Saturday, August 24, 2013

Woman's World Magazine

Fashion is such an essential part of the mundus muliebris of our day, that it seems to me absolutely necessary that its growth, development, and phases should be duly chronicled.
Oscar Wilde was editor of Woman's World Magazine from 1887-1889 and wrote the above in response to criticisms of the magazine's fashion pages. As a writer, trying to recapture some sense of the times, I'm incredibly grateful to those, like Wilde, who documented the frivolity of their times.

Wildeans often think of Oscar Wilde's love of ancient Greece in terms of how he idealized the ancient Greek approaches to men's sexuality, but we can see how he used the classics as models for women's lives as well, when we look at articles he published in Woman's World during those years, articles like “The Women of Greece,” “Woman and Democracy,” “Roman Women at the Beginning of the Empire,” and “A Pompeian Lady.”
The Woman’s World, edited by Mr. Oscar Wilde, gracefully got up as it is in every respect, has taken a high place among the illustrated magazines. Written by women, for women and about women, striking out an original line, it merited the success it has obtained. - The Times (December 1888)
In the 1890s, journalism was increasingly seen as an acceptable career path for a woman. Oscar Wilde's mother supplemented her income this way, she even wrote a piece for Woman's World called "Historic Women." Oscar Wilde's contributors were established female writers, society women, students, professional women and feminist campaigners. Julia Wedgewood, a well-known suffragist, authored "Women and Democracy." 

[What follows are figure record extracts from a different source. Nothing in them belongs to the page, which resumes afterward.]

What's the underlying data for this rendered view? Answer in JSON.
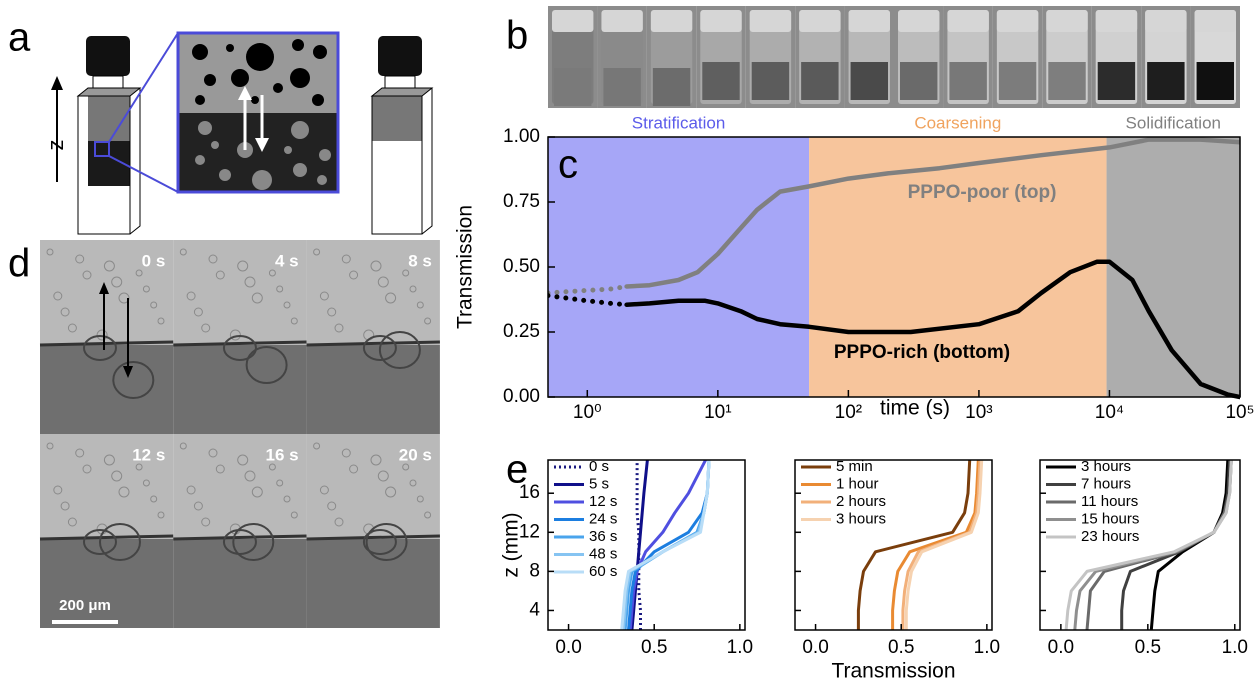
{
  "panel_labels": {
    "a": "a",
    "b": "b",
    "d": "d",
    "e": "e"
  },
  "schematic": {
    "axis_label": "z"
  },
  "micrograph": {
    "frames": [
      "0 s",
      "4 s",
      "8 s",
      "12 s",
      "16 s",
      "20 s"
    ],
    "scale_bar": "200 μm"
  },
  "chart_data": [
    {
      "type": "line",
      "panel_label": "c",
      "xlabel": "time (s)",
      "ylabel": "Transmission",
      "log_x": true,
      "xlim": [
        0.5,
        100000
      ],
      "xticks": [
        {
          "value": 1,
          "label": "10⁰"
        },
        {
          "value": 10,
          "label": "10¹"
        },
        {
          "value": 100,
          "label": "10²"
        },
        {
          "value": 1000,
          "label": "10³"
        },
        {
          "value": 10000,
          "label": "10⁴"
        },
        {
          "value": 100000,
          "label": "10⁵"
        }
      ],
      "ylim": [
        0,
        1
      ],
      "yticks": [
        {
          "value": 0,
          "label": "0.00"
        },
        {
          "value": 0.25,
          "label": "0.25"
        },
        {
          "value": 0.5,
          "label": "0.50"
        },
        {
          "value": 0.75,
          "label": "0.75"
        },
        {
          "value": 1,
          "label": "1.00"
        }
      ],
      "regions": [
        {
          "name": "Stratification",
          "range": [
            0.5,
            50
          ],
          "color": "#a6a6f7",
          "label_color": "#5b5bea"
        },
        {
          "name": "Coarsening",
          "range": [
            50,
            9500
          ],
          "color": "#f7c59c",
          "label_color": "#f0a35e"
        },
        {
          "name": "Solidification",
          "range": [
            9500,
            100000
          ],
          "color": "#adadad",
          "label_color": "#808080"
        }
      ],
      "dotted_before": 2,
      "series": [
        {
          "name": "PPPO-poor (top)",
          "color": "#808080",
          "x": [
            0.5,
            0.7,
            1,
            1.5,
            2,
            3,
            5,
            7,
            10,
            15,
            20,
            30,
            50,
            100,
            200,
            500,
            1000,
            3000,
            10000,
            20000,
            50000,
            100000
          ],
          "values": [
            0.4,
            0.405,
            0.41,
            0.415,
            0.425,
            0.43,
            0.45,
            0.48,
            0.55,
            0.65,
            0.72,
            0.79,
            0.81,
            0.84,
            0.86,
            0.88,
            0.9,
            0.93,
            0.96,
            0.99,
            0.99,
            0.98
          ]
        },
        {
          "name": "PPPO-rich (bottom)",
          "color": "#000000",
          "x": [
            0.5,
            0.7,
            1,
            1.5,
            2,
            3,
            5,
            8,
            10,
            15,
            20,
            30,
            50,
            100,
            200,
            300,
            1000,
            2000,
            3000,
            5000,
            8000,
            10000,
            15000,
            20000,
            30000,
            50000,
            80000,
            100000
          ],
          "values": [
            0.39,
            0.38,
            0.37,
            0.36,
            0.355,
            0.36,
            0.37,
            0.37,
            0.36,
            0.33,
            0.3,
            0.28,
            0.27,
            0.25,
            0.25,
            0.25,
            0.28,
            0.33,
            0.4,
            0.48,
            0.52,
            0.52,
            0.45,
            0.33,
            0.18,
            0.05,
            0.01,
            0
          ]
        }
      ]
    },
    {
      "type": "profile",
      "ylabel": "z (mm)",
      "xlim": [
        -0.12,
        1.03
      ],
      "ylim": [
        2,
        19.4
      ],
      "xticks": [
        {
          "value": 0,
          "label": "0.0"
        },
        0.5,
        {
          "value": 1,
          "label": "1.0"
        }
      ],
      "yticks": [
        4,
        8,
        12,
        16
      ],
      "ytick_labels": true,
      "y": [
        2,
        4,
        6,
        8,
        10,
        12,
        14,
        16,
        19.4
      ],
      "series": [
        {
          "name": "0 s",
          "color": "#1a1a80",
          "line_style": "dotted",
          "values": [
            0.42,
            0.42,
            0.41,
            0.41,
            0.41,
            0.41,
            0.4,
            0.4,
            0.4
          ]
        },
        {
          "name": "5 s",
          "color": "#10108a",
          "values": [
            0.37,
            0.38,
            0.39,
            0.4,
            0.41,
            0.42,
            0.43,
            0.44,
            0.46
          ]
        },
        {
          "name": "12 s",
          "color": "#4f4fe0",
          "values": [
            0.36,
            0.37,
            0.38,
            0.4,
            0.45,
            0.55,
            0.62,
            0.7,
            0.8
          ]
        },
        {
          "name": "24 s",
          "color": "#1c7ee0",
          "values": [
            0.35,
            0.36,
            0.37,
            0.39,
            0.5,
            0.7,
            0.78,
            0.81,
            0.82
          ]
        },
        {
          "name": "36 s",
          "color": "#4aa4ec",
          "values": [
            0.33,
            0.34,
            0.35,
            0.37,
            0.55,
            0.75,
            0.79,
            0.81,
            0.82
          ]
        },
        {
          "name": "48 s",
          "color": "#86c4f2",
          "values": [
            0.32,
            0.33,
            0.34,
            0.36,
            0.55,
            0.76,
            0.79,
            0.81,
            0.82
          ]
        },
        {
          "name": "60 s",
          "color": "#b8ddf7",
          "values": [
            0.31,
            0.32,
            0.33,
            0.35,
            0.55,
            0.77,
            0.79,
            0.81,
            0.82
          ]
        }
      ]
    },
    {
      "type": "profile",
      "xlabel": "Transmission",
      "xlim": [
        -0.12,
        1.03
      ],
      "ylim": [
        2,
        19.4
      ],
      "xticks": [
        {
          "value": 0,
          "label": "0.0"
        },
        0.5,
        {
          "value": 1,
          "label": "1.0"
        }
      ],
      "yticks": [
        4,
        8,
        12,
        16
      ],
      "ytick_labels": false,
      "y": [
        2,
        4,
        6,
        8,
        10,
        12,
        14,
        16,
        19.4
      ],
      "series": [
        {
          "name": "5 min",
          "color": "#7a3e0c",
          "values": [
            0.25,
            0.25,
            0.26,
            0.28,
            0.35,
            0.8,
            0.87,
            0.89,
            0.9
          ]
        },
        {
          "name": "1 hour",
          "color": "#e98a32",
          "values": [
            0.45,
            0.45,
            0.46,
            0.48,
            0.55,
            0.88,
            0.93,
            0.94,
            0.95
          ]
        },
        {
          "name": "2 hours",
          "color": "#f2b07a",
          "values": [
            0.51,
            0.51,
            0.52,
            0.54,
            0.6,
            0.9,
            0.94,
            0.95,
            0.96
          ]
        },
        {
          "name": "3 hours",
          "color": "#f6d2b0",
          "values": [
            0.53,
            0.53,
            0.54,
            0.56,
            0.62,
            0.91,
            0.95,
            0.96,
            0.97
          ]
        }
      ]
    },
    {
      "type": "profile",
      "xlim": [
        -0.12,
        1.03
      ],
      "ylim": [
        2,
        19.4
      ],
      "xticks": [
        {
          "value": 0,
          "label": "0.0"
        },
        0.5,
        {
          "value": 1,
          "label": "1.0"
        }
      ],
      "yticks": [
        4,
        8,
        12,
        16
      ],
      "ytick_labels": false,
      "y": [
        2,
        4,
        6,
        8,
        10,
        12,
        14,
        16,
        19.4
      ],
      "series": [
        {
          "name": "3 hours",
          "color": "#000000",
          "values": [
            0.52,
            0.53,
            0.54,
            0.56,
            0.7,
            0.88,
            0.93,
            0.95,
            0.96
          ]
        },
        {
          "name": "7 hours",
          "color": "#404040",
          "values": [
            0.35,
            0.35,
            0.36,
            0.4,
            0.68,
            0.88,
            0.94,
            0.96,
            0.97
          ]
        },
        {
          "name": "11 hours",
          "color": "#6a6a6a",
          "values": [
            0.15,
            0.16,
            0.17,
            0.25,
            0.67,
            0.88,
            0.94,
            0.97,
            0.98
          ]
        },
        {
          "name": "15 hours",
          "color": "#8f8f8f",
          "values": [
            0.08,
            0.09,
            0.11,
            0.2,
            0.66,
            0.88,
            0.95,
            0.97,
            0.98
          ]
        },
        {
          "name": "23 hours",
          "color": "#c4c4c4",
          "values": [
            0.03,
            0.04,
            0.06,
            0.15,
            0.65,
            0.88,
            0.95,
            0.97,
            0.98
          ]
        }
      ]
    }
  ]
}
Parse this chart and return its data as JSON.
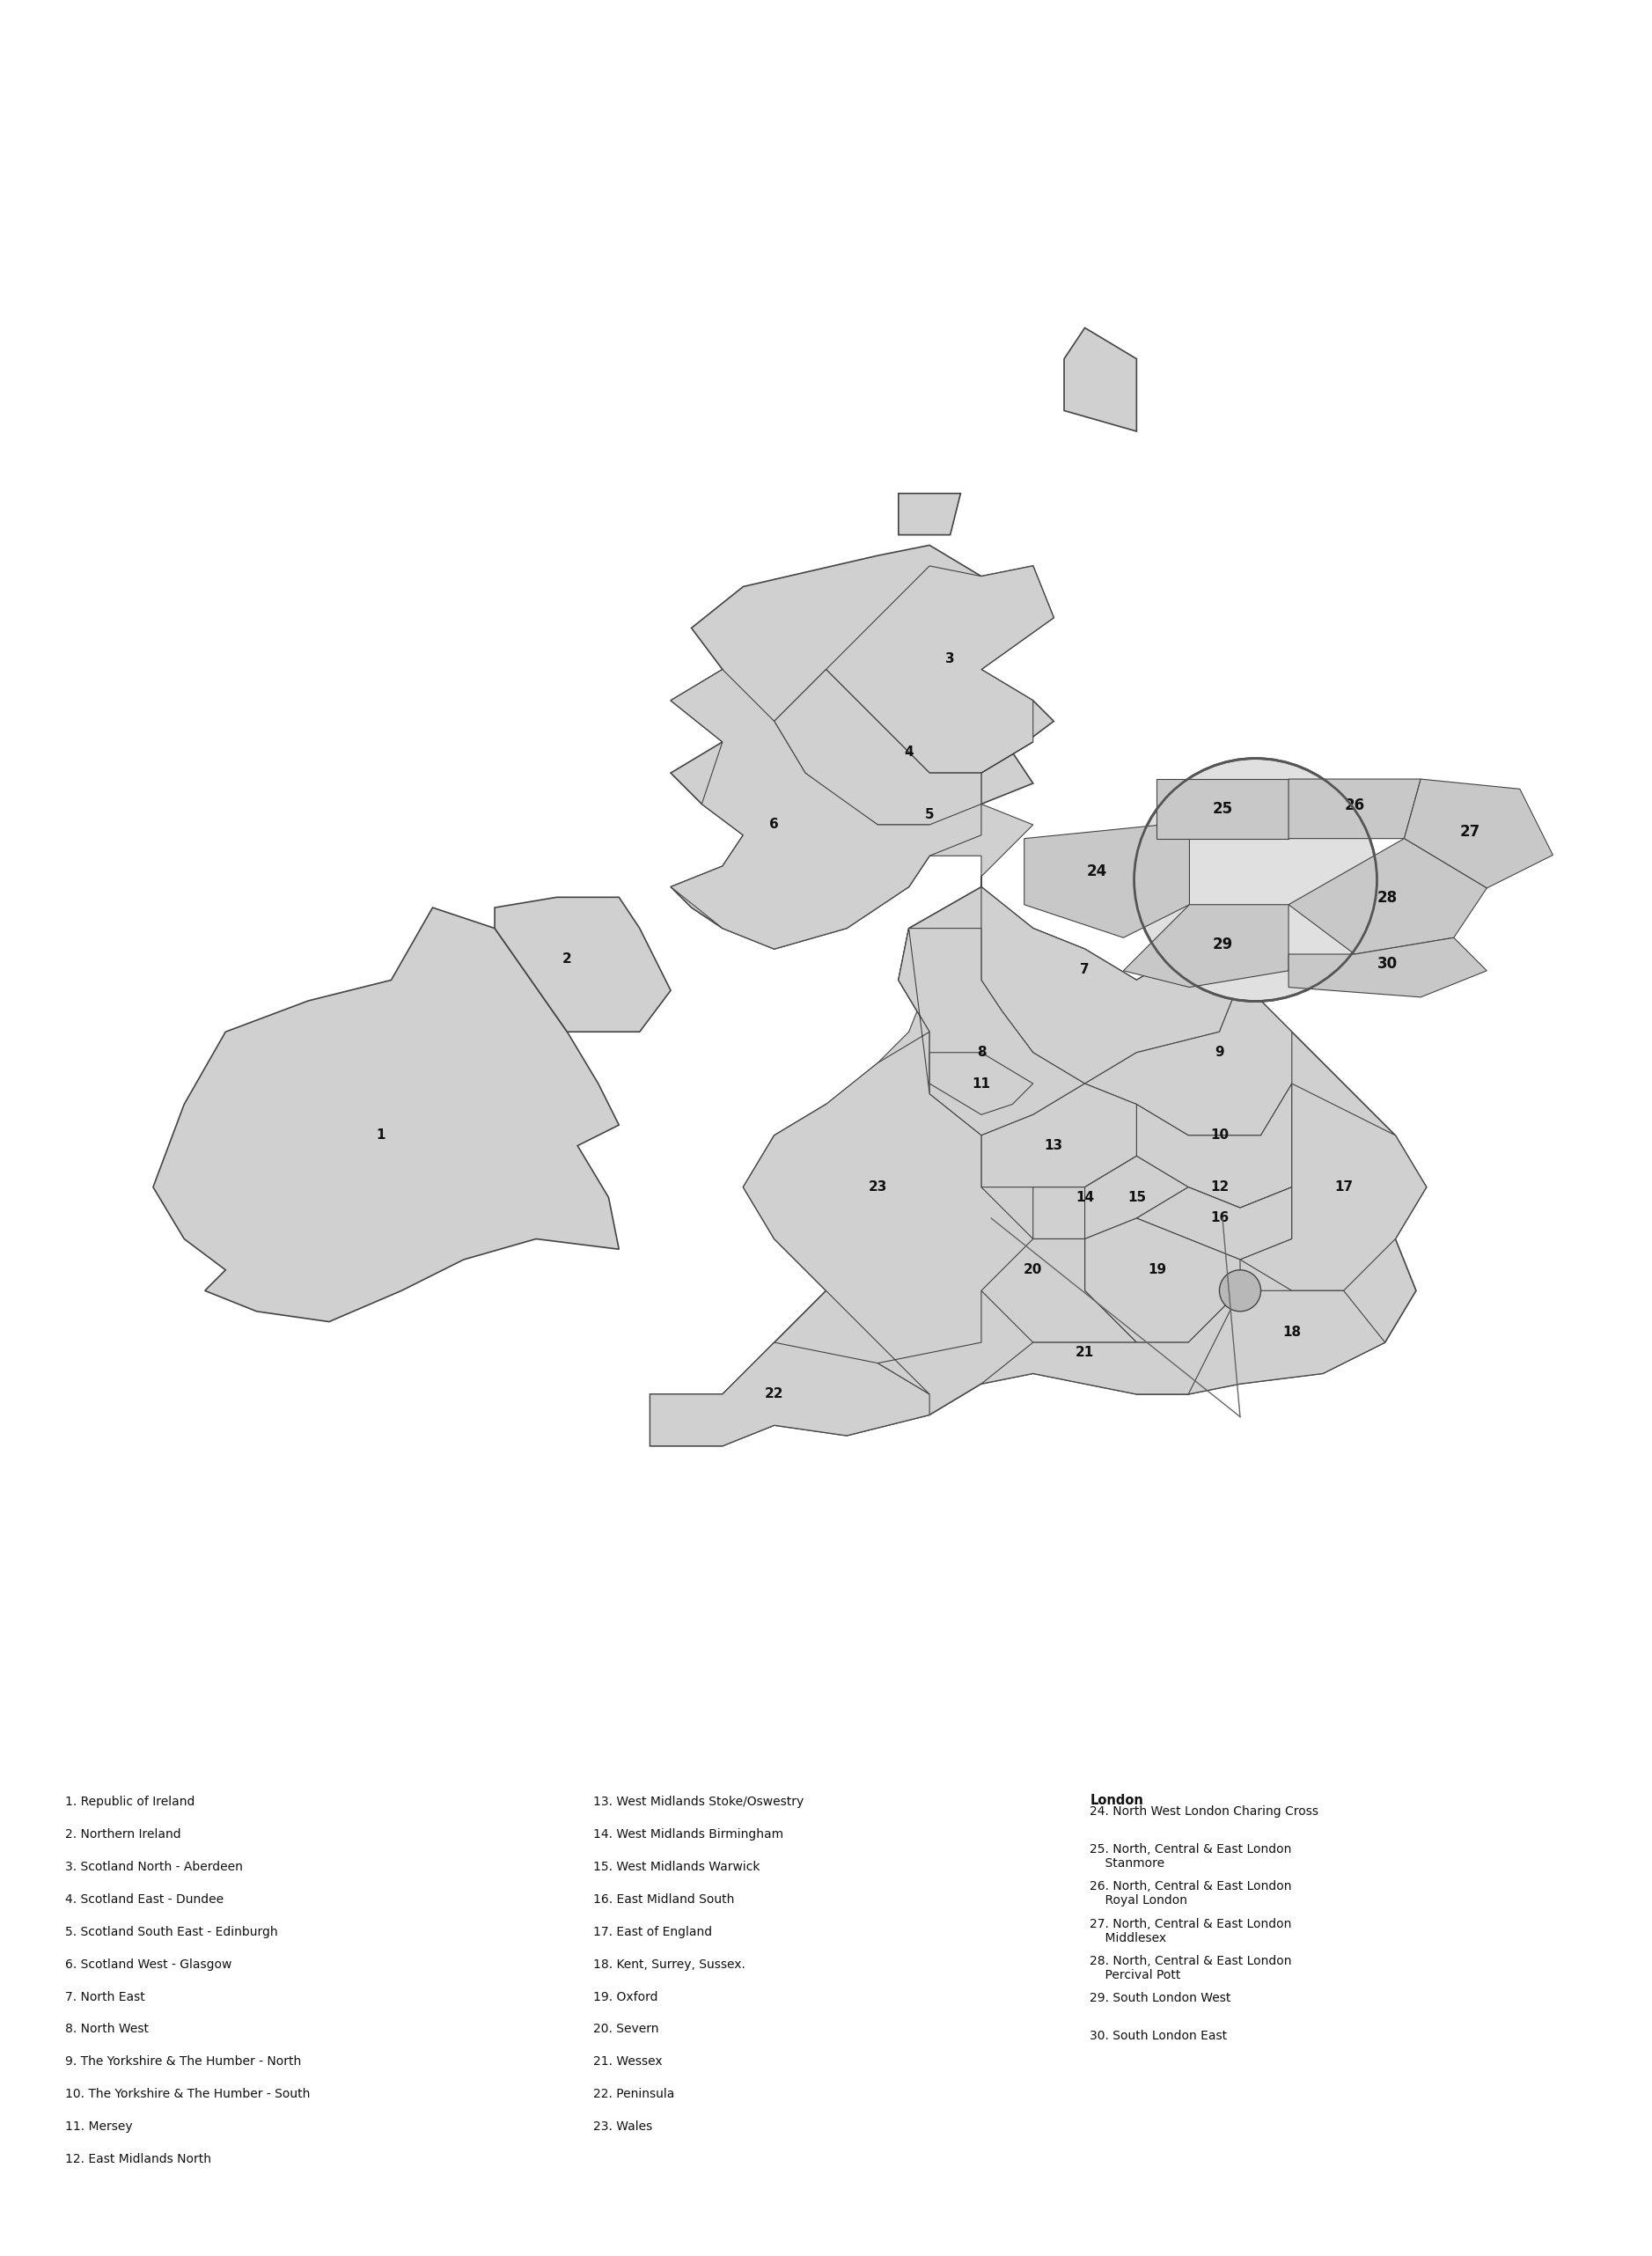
{
  "background_color": "#ffffff",
  "map_fill_color": "#d0d0d0",
  "map_edge_color": "#444444",
  "col1_labels": [
    "1. Republic of Ireland",
    "2. Northern Ireland",
    "3. Scotland North - Aberdeen",
    "4. Scotland East - Dundee",
    "5. Scotland South East - Edinburgh",
    "6. Scotland West - Glasgow",
    "7. North East",
    "8. North West",
    "9. The Yorkshire & The Humber - North",
    "10. The Yorkshire & The Humber - South",
    "11. Mersey",
    "12. East Midlands North"
  ],
  "col2_labels": [
    "13. West Midlands Stoke/Oswestry",
    "14. West Midlands Birmingham",
    "15. West Midlands Warwick",
    "16. East Midland South",
    "17. East of England",
    "18. Kent, Surrey, Sussex.",
    "19. Oxford",
    "20. Severn",
    "21. Wessex",
    "22. Peninsula",
    "23. Wales"
  ],
  "col3_title": "London",
  "col3_labels": [
    "24. North West London Charing Cross",
    "25. North, Central & East London\n    Stanmore",
    "26. North, Central & East London\n    Royal London",
    "27. North, Central & East London\n    Middlesex",
    "28. North, Central & East London\n    Percival Pott",
    "29. South London West",
    "30. South London East"
  ]
}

Readers followed social issues and philanthropy and were overwhelmingly feminist. Of course, with Oscar Wilde at its helm, Woman's World became associated with aestheticism, but it was also linked to women in pursuit of higher education.

Something new that I learned today is the an 1880s and 90s synonym for the "New Woman" was "Girton Girl" because Girton referred to England's first residential college for women, established in 1869. Annie Edwards published a novel called A Girton Girl (1885), which has been digitized by Google, and was published in three volumes, dealing with many of the themes of a late-Victorian New Woman's life.

A laboratory at Girton College Cambridge (1900) 

Poetically, Elaine Showalter writes:
New Women and decadent artists were linked together as twin monsters of a decadent age, sexual anarchists who blurred the boundaries of gender.
I imagine them as very well-dressed and likable monsters, which reminds me that I started this tangent thinking about what my protagonists would wear to a very formal dinner party in 1889/90. 

Toward this end, Oscar Wilde called upon the ancient Greeks and wrote in  Woman's World that women could follow the ancient principles of Greek dress by suspending their dresses from their shoulders, even with sleeves, thereby creating rich and rippling folds.

Most of the information in this post comes from my own research and an essay by Isobel Hurst "Ancient and Modern Women in Woman's World."